Le coup d'État de Primo de Rivera bénéficia de la tolérance du roi et de l'appui enthousiaste des organisations patronales et de l'extrême droite. Primo de Rivera visait à créer un nouveau système politique légèrement inspiré par le fascisme italien.

3.1. Le Régime Dictatorial

Le nouveau régime suspendit la Constitution, interdit les partis politiques et les syndicats, et destitua tous les élus. La tentative de consolider la dictature par un régime institutionnel antidémocratique échoua. Au fil du temps, l'opposition à la dictature s'est considérablement étendue. La dictature militaire régla la question du Rif : le débarquement réussi d'Alhucemas (1925) permit de contrôler l'ensemble du territoire du Protectorat d'ici l'été 1927.

3.2. La Politique Économique

La dictature souligna quelques-unes des tendances de fond du capitalisme du premier tiers du XXe siècle :

  • Nationalisme économique
  • Pratiques monopolistiques
  • Concentration financière
  • Interventionnisme de l'État

La dictature entreprit une série de mesures visant à améliorer l'infrastructure du pays : construction de routes, élargissement du réseau ferroviaire et un plan hydraulique entraînant à la fois une augmentation de l'irrigation et de l'électrification. L'éducation publique reçut également un coup de pouce.

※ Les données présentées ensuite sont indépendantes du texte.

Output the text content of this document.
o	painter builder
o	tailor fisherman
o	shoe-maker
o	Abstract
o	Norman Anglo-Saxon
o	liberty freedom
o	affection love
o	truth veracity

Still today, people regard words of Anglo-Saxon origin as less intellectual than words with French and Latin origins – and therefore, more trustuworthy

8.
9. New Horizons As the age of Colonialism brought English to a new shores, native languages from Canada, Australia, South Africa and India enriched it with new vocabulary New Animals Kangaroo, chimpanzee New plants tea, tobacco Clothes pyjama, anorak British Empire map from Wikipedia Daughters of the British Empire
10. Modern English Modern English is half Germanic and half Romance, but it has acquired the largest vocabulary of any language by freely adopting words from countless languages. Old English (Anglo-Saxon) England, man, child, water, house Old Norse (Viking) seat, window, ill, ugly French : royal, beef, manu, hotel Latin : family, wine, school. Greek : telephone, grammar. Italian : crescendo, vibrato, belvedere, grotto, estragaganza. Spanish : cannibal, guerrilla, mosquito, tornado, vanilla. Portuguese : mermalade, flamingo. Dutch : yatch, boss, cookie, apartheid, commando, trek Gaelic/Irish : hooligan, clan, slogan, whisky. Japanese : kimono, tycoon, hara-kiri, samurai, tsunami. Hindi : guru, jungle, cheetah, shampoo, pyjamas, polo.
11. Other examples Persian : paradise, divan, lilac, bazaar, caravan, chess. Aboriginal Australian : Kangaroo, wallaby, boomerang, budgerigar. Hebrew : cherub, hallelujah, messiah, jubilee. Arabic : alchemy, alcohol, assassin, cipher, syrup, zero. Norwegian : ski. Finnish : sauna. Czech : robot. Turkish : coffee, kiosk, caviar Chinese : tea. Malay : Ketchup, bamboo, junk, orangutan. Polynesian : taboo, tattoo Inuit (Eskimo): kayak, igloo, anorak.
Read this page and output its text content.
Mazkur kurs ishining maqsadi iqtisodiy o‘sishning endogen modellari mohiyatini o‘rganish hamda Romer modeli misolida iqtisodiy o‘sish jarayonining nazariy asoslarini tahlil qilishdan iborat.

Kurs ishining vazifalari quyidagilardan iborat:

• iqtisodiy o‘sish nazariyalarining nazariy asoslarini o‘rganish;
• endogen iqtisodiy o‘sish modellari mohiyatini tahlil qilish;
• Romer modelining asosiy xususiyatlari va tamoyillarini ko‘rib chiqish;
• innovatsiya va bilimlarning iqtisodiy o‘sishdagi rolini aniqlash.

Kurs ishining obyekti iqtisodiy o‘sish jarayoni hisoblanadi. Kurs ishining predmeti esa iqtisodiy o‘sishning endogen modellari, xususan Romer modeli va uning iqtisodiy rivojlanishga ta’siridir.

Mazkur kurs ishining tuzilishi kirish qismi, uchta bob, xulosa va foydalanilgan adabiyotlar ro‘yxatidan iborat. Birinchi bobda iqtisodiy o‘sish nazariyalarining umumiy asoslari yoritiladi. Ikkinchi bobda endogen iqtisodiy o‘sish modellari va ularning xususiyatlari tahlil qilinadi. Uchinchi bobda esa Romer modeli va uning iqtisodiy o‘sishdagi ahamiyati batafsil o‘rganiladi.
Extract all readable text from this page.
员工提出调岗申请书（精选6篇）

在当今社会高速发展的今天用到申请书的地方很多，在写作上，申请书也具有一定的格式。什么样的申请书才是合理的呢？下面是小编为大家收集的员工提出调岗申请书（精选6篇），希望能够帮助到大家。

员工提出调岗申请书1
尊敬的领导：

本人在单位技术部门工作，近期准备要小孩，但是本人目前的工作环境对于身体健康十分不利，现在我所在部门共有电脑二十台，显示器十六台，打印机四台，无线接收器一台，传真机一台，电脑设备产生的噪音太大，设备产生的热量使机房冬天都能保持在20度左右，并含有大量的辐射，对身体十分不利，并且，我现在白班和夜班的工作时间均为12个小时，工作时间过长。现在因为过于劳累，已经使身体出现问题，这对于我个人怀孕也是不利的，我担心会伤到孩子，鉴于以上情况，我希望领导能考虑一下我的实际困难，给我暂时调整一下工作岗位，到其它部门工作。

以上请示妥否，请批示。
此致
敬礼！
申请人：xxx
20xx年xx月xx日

Les années de la dictature furent, dans l'ensemble, des années de croissance économique. Mais en retour, la politique des travaux publics aggrava la crise du Trésor, multiplia la dette et entraîna une baisse brutale du prix de la peseta.

L'arrivée de la Grande Dépression (1929) fit que de nombreuses organisations patronales et l'armée elle-même cessèrent de soutenir le régime. Faute de ce soutien, le dictateur démissionna le 28 janvier 1930.